Knowledge@SMU: What other challenges do you face when doing a brand valuation?
Haigh: One of the real problems is getting a very clear brief about what the client wants the valuation for, and what they want it to deliver for. Sometimes it’s a bit vague. Some clients will say they would like you to do a valuation of the brand because they want to think about overall strategy. But, then it turns out later, what they really meant was they wanted to know how to spend on advertising. The way you brief and look at the project would be slightly different if the primary objective is what you should spend on your advertising. We’d go into a lot more detail in analysing what advertising does to the market. If clients want to look at strategy, what they mean is, should they support this or that brand? It’s a brand architecture study where they’re deciding which are the good brands and which are the bad ones; which ones to keep and which ones to get rid off. It’s not so much an argument about what should the resources be for advertising.

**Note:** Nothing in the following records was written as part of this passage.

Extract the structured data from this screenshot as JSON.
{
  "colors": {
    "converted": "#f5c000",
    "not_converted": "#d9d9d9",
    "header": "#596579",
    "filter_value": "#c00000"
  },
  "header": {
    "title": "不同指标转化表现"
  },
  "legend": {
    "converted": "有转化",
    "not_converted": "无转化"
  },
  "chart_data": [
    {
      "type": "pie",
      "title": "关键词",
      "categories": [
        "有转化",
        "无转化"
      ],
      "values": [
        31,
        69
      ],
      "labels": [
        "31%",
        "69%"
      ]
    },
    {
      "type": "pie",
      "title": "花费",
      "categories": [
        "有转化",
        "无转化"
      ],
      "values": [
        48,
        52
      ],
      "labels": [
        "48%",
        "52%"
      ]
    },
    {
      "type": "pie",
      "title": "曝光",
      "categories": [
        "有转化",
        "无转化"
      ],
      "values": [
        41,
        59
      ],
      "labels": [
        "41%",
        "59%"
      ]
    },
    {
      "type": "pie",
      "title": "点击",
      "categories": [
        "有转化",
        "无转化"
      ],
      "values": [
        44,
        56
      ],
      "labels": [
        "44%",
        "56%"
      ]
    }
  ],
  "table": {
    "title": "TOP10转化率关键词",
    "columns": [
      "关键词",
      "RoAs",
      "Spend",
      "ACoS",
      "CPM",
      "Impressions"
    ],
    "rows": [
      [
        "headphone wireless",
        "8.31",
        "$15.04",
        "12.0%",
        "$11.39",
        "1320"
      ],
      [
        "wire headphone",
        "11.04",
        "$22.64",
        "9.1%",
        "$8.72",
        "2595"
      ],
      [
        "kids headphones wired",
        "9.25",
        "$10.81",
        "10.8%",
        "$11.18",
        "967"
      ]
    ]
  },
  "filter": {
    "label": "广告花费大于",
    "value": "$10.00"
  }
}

So getting a clear brief is critical. Sometimes it’s for a technical valuation and people say, I want to know the value of my brand. So you ask why. They say they’ve got a technical deal going on. You ask what kind of technical deal? Then it turns out they are either trying for securitising with a bank to borrow some money, or they might be going for an IPO.
The second thing is getting internal buy in and back up. Quite often, you’ll find that you will be appointed by the finance director and you struggle a bit to get information from marketing. If you’re appointed by the marketing director, you struggle to get information from finance because basically they don’t cooperate with each other.
Third is the information challenge which I’ve already described. It’s about getting the information and testing it. I would say amongst all [the challenges], one of the biggest is having a reasonable understanding of where a particular market is going. If I’ve got a brand that produces 100 a year over five years and that represent 10% of the market, the whole market is 1,000. All things being equal, we should get 10% of that market. If it turns out that the market is shrinking, five years from now it’s not going to be 1,000 but 500. Inevitably, our share would be 50, not 100. If it were to go from 1,000 to 5,000 and our share is 10%, we’ll get 500. The critical issue is finding out where the market is going. The other part is in understanding how strong our brand is in relation to other brands. There’s where we get into very detailed research -- what are the attributes associated with the brand, how familiar are people with it, do they prefer it, how many will switch to it, are will they recommend their friends?
Knowledge@SMU: Is brand valuation more important for some industries than others?Haigh: I think it would be fair to say that, basically, branding is more important for the fast moving consumer goods market. But it’s increasingly important in industrial markets. There is more and more equity of products in technical business so the differentiation is coming from the intangibles.